Showing posts with label SWB's History of the Medieval World. Show all posts
Showing posts with label SWB's History of the Medieval World. Show all posts

01 September, 2013

SWB's History of the Medieval World:Chapter 4 Response Question

4. How do you see that Constantine "had married Christianity and state politics and in doing so had changed both forever"?

By making Christianity the most encouraged religion of Rome, he inevitably united Church and State into a union that lasts to this day. Constantine, either in attempt to or not, made a new definition of what it meant to be 'Roman', now not only being defined by by your nationality, but also by your religion. Before Constantine's Christianity, Rome followed a branch of polytheistic paganism which in a way served as multiple religions. Those who were worshippers of Neptune were not necessarily worshippers of Jupiter and so on. This made Roman paganism very isolated from itself by nature. Christianity on the other hand cannot function like that. It is structured under a singular and omnipotent God, universally and wholly worshipped by Christians. Now in Constantine's Rome, the structured government functioned in the same way as Christianity. While the government may fund the Church in this case, the Church fuels the Roman government to be unified and omnipotent. 

27 August, 2013

SWB's History of the Medieval World- Chapter 1 Response Question

7. How, according to Wise-Bauer, did Constantine view Christianity? What evidence does she marshal to support this claim?
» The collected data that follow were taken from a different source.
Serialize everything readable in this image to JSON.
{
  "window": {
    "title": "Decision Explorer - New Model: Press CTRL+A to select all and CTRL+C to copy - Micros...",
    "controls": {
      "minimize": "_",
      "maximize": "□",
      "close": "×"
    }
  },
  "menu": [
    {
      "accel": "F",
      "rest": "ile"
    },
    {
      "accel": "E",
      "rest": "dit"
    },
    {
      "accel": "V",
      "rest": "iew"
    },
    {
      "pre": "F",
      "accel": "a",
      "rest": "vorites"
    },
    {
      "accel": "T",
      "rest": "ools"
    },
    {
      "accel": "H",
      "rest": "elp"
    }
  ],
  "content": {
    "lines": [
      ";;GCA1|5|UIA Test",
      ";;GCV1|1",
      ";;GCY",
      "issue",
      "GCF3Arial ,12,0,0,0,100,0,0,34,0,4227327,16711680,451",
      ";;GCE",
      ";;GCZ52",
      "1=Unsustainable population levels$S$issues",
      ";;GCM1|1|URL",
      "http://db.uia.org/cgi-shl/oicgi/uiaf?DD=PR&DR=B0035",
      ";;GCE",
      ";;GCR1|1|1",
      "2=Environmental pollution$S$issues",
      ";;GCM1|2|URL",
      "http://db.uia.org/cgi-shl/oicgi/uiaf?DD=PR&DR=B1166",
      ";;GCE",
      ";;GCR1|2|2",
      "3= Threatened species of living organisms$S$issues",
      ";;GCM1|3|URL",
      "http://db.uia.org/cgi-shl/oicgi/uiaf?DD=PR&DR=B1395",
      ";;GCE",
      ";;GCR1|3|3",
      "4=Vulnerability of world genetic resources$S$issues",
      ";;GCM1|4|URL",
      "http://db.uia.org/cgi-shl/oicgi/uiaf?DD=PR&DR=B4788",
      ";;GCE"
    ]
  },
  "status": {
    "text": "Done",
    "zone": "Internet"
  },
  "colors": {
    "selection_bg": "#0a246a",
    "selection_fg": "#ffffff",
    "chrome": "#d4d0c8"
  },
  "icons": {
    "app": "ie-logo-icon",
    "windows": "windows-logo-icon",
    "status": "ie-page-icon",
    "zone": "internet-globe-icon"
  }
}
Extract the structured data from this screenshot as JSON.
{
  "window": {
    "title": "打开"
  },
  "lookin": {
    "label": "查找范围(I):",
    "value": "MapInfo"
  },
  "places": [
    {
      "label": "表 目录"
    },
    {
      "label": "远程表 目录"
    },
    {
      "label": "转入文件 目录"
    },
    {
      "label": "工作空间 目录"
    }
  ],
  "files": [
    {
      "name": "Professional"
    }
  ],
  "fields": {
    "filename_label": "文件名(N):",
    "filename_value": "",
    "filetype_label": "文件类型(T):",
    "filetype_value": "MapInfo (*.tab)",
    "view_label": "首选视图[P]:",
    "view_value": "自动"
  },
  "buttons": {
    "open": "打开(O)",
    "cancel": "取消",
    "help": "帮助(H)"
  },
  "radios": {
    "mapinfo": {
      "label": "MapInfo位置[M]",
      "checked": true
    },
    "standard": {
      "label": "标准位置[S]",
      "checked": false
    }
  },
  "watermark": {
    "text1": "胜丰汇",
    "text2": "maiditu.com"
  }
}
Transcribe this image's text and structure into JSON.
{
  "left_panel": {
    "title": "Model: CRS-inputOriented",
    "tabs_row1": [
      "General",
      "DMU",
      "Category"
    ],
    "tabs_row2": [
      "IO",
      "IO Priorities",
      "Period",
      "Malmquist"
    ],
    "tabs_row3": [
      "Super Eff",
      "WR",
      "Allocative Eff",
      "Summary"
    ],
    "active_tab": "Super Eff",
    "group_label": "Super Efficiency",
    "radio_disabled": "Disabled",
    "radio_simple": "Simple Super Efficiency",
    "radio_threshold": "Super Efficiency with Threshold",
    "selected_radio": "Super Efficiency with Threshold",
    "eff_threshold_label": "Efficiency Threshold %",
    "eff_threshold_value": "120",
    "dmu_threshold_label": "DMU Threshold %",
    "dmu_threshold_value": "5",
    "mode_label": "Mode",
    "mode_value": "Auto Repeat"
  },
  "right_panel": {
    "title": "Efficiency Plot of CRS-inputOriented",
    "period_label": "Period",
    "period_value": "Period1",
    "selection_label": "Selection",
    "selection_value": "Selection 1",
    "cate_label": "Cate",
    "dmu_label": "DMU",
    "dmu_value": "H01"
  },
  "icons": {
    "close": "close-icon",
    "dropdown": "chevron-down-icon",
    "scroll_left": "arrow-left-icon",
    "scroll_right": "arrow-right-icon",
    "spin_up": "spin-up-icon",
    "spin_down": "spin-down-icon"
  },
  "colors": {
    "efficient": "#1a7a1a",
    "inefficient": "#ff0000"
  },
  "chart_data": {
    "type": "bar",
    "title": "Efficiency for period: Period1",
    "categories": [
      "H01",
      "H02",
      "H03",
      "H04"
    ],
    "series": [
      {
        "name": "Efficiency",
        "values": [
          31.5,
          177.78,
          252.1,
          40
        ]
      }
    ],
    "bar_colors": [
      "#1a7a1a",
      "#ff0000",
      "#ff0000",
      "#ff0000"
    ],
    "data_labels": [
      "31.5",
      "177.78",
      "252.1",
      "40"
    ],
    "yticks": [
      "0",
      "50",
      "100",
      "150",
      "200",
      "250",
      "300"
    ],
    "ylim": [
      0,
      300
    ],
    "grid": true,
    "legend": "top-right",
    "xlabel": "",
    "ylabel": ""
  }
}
Bauer states that Constantine views Christianity as far much more than just his eternal salvation, but rather as a "new and fascinating way of understanding the world" (Bauer pg.7). It also ensured him an eternal seat as Emperor. By adopting Christianity as the national religion of the Roman Empire he could accomplish two things. He could unify his very racially and regionally diverse empire (having spread well into Persia and North Africa at this point) with an overarching moral law while, at the same time, he was able to retain and perhaps enhance the ideologies of the 'proper' Roman citizen. He also was able to elevate himself over the people by claiming authorisation from a divine being, distancing himself from deification as Augustus and Caesar had both done. The Edict of Milan, Bauer argues, demonstrates the action in front of motives in Constantine's brilliant chronological strategies.